Is your brain getting older faster than you’d like? On his blog, Mercola.com, Dr. Joseph Mercola discusses some ways to potentially slow brain aging. He writes:
When you eat a varied diet based on whole foods, your body enjoys access to the myriad nutrients contained therein. The trace nutrient nicotinamide riboside (NR), a precursor of nicotinamide adenine dinucleotide (NAD+) and a form of vitamin B3, is among them.
Found in milk as well as in supplement form, NR may help to boost levels of NAD+, which typically declines in the brain with age, leading to metabolic and cellular dysfunction.1 By raising NAD+ levels, NR may modify neurodegenerative disease in humans, helping to slow brain aging.
NR Restores NAD+ in the Brain
NAD+ modulates energy production and many enzymes and in so doing controls hundreds of processes in your body including the survival of cells and energy metabolism.

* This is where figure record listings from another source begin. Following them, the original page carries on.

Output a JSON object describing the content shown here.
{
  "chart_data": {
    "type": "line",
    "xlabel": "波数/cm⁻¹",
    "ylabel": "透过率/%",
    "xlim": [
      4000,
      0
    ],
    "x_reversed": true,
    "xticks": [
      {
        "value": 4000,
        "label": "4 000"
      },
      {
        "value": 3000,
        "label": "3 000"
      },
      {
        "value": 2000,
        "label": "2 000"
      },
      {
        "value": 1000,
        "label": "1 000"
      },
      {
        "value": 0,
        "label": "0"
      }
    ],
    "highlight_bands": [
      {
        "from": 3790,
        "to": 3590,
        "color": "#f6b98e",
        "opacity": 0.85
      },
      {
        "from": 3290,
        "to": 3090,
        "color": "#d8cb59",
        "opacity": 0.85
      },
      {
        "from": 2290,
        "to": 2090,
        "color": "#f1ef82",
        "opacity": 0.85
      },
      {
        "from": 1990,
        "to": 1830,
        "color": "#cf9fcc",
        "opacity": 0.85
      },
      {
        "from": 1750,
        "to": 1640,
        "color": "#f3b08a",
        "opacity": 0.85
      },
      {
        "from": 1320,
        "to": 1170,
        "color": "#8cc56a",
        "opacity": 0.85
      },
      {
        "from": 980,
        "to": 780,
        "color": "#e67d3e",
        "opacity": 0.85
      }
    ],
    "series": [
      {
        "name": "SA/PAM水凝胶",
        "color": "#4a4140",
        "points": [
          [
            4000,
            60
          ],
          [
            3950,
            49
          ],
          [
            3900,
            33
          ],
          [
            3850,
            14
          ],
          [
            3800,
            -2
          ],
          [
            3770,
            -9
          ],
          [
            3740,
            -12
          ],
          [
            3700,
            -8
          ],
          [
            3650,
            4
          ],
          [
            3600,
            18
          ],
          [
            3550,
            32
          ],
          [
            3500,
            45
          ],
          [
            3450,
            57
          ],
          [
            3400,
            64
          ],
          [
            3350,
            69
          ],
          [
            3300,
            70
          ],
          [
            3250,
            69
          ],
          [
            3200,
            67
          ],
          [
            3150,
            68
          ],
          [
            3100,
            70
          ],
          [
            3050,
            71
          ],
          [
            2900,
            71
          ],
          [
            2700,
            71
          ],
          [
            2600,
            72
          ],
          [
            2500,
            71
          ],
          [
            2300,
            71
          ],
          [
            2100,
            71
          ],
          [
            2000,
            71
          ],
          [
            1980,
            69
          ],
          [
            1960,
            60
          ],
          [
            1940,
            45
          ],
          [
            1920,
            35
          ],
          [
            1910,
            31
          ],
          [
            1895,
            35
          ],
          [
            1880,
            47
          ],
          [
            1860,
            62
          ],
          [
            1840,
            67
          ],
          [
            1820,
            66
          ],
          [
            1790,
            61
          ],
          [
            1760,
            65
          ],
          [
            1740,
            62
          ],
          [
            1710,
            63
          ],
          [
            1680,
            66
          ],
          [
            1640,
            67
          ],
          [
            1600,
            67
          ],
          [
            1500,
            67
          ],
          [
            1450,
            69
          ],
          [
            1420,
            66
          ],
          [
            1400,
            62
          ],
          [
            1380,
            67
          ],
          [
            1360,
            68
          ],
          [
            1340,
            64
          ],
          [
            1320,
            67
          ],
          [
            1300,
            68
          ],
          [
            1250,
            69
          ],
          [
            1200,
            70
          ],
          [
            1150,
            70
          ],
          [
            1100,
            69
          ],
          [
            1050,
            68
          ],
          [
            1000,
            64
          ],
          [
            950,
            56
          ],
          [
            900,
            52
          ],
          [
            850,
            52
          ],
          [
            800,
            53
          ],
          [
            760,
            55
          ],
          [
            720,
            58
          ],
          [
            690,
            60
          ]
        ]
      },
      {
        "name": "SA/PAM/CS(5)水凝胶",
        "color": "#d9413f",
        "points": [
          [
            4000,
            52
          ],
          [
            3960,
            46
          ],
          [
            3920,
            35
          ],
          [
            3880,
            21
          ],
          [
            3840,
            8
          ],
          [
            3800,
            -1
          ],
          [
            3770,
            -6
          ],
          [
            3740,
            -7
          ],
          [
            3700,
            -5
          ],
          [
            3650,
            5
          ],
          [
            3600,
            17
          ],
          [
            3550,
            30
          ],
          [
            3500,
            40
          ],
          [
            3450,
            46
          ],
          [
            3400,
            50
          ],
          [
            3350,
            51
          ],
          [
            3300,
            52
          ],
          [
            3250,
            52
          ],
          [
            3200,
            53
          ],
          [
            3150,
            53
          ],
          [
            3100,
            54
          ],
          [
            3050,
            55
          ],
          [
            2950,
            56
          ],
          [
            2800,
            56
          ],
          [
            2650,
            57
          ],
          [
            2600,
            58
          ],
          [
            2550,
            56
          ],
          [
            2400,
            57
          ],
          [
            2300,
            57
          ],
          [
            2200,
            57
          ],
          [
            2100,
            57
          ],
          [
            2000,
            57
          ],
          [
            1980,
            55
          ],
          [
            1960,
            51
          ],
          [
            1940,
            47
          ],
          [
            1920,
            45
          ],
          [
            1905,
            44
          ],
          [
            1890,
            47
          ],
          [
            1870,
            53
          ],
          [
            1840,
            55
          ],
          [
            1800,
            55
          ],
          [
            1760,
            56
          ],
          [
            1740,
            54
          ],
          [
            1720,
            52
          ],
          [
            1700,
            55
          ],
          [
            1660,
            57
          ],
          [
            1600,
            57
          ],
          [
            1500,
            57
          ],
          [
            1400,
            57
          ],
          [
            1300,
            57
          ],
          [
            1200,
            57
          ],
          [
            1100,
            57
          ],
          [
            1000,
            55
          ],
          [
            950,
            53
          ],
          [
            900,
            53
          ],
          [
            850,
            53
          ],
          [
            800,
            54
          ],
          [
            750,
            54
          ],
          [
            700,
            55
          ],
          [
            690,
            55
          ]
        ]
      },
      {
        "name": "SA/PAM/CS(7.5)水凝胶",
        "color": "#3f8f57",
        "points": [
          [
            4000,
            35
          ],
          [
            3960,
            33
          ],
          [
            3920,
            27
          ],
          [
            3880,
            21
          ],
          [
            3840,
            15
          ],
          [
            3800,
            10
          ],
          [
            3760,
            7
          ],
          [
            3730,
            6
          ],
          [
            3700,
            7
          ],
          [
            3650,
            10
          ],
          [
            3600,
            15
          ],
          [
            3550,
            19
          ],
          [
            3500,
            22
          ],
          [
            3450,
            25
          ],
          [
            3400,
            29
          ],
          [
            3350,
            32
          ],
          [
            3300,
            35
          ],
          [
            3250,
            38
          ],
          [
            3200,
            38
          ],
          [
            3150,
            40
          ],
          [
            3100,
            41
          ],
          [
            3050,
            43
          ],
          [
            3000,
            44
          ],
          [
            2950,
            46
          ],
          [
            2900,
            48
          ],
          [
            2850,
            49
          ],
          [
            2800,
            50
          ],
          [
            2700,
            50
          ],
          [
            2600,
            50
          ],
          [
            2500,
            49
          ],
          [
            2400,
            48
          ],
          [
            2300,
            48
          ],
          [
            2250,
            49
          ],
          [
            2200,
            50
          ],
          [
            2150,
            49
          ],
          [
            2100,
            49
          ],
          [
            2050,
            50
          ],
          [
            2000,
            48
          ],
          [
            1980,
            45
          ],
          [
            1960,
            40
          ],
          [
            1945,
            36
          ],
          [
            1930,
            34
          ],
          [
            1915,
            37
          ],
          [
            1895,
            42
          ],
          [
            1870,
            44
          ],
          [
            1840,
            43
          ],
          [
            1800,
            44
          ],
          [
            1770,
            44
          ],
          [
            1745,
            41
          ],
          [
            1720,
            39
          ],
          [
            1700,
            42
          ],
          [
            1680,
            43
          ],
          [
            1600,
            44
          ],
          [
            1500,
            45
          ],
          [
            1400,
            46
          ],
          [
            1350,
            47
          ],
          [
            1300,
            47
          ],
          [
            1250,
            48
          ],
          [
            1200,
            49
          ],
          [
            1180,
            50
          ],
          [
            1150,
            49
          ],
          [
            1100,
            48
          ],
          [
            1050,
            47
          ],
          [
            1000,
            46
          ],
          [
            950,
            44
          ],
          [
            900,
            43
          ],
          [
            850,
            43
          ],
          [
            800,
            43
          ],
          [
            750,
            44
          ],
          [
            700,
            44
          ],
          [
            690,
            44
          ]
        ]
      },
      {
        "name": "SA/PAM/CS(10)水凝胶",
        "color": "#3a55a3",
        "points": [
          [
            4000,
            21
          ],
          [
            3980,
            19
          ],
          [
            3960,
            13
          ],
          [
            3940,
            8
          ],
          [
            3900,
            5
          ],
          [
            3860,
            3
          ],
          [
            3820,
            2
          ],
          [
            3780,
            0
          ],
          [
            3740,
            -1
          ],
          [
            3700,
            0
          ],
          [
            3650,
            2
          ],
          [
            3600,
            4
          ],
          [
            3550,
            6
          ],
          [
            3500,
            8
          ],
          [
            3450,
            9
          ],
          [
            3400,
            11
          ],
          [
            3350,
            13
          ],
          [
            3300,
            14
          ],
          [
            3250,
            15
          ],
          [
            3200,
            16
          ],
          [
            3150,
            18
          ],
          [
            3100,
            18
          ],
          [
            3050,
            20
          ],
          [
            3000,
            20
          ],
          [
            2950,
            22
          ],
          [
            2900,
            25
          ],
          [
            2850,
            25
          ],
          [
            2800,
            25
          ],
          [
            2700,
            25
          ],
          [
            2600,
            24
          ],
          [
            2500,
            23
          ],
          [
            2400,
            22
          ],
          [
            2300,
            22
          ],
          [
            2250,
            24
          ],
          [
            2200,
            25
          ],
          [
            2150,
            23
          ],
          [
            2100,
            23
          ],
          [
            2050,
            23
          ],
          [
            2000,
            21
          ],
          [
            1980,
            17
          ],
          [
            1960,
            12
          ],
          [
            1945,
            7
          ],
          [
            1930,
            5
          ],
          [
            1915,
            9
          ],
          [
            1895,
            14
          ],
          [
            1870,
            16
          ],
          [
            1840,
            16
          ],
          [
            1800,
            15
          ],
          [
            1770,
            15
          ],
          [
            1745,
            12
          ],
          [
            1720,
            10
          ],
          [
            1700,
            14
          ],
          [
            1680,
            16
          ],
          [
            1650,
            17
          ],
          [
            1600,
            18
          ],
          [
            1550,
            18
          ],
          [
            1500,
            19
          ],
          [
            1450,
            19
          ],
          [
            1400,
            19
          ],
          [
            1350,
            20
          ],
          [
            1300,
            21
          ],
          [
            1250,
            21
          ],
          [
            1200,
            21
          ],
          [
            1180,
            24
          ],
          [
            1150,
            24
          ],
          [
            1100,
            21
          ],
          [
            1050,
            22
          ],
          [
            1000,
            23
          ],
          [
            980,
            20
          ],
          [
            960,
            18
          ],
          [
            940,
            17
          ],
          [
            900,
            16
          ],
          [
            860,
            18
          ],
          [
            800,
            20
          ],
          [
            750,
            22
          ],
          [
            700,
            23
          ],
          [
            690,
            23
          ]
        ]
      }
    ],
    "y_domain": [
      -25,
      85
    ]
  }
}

NAD+ is influenced on a daily basis by what you eat, exercise levels and more, and also declines with age, leading to changes in metabolism and an increased risk of disease.2 Dr. Christopher Martens, director of the Delaware Center for Cognitive Aging Research, told Medical News Today:3
“NAD+ is essential for cells to create energy and there is strong evidence from animal studies that aging and metabolic dysfunction results in a depletion of NAD+ within cells. Therefore, there is strong rationale that replenishing the NAD+ within the brain could have a positive effect on brain function.”
In a study published in the journal Aging Cell, Martens and colleagues found that NR supplementation increases NAD+ levels and lowers biomarkers of neurodegeneration in plasma extracellular vesicles enriched for neuronal origin (NEVs).4
Among the 22 older adults who took NR at a dosage of 500 milligrams twice a day for six weeks, NAD+ levels in NEVs increased while kinases involved in insulin resistance and neuroinflammatory pathways decreased.5 The results suggest NR, by increasing NAD+, could help ward off Alzheimer’s disease. Martens explained in Medical News Today:6
“We don’t have definitive proof that the supplement itself crosses the blood-brain barrier, especially not from our data. What we do know is that taking the supplement results in an increase in NAD+ within tiny vesicles that likely originated in the brain and other neural tissue.
This is one of the big challenges in the field — [d]etermining whether the compound can reach its intended target. [A]lthough we do not have direct evidence, the results of our study suggest that it is having an effect on the brain and also changing the metabolism of molecular pathways known to be involved in Alzheimer’s disease.
… What’s really interesting is that we also found changes in more established markers of Alzheimer’s disease (e.g., amyloid beta) after taking the supplement.”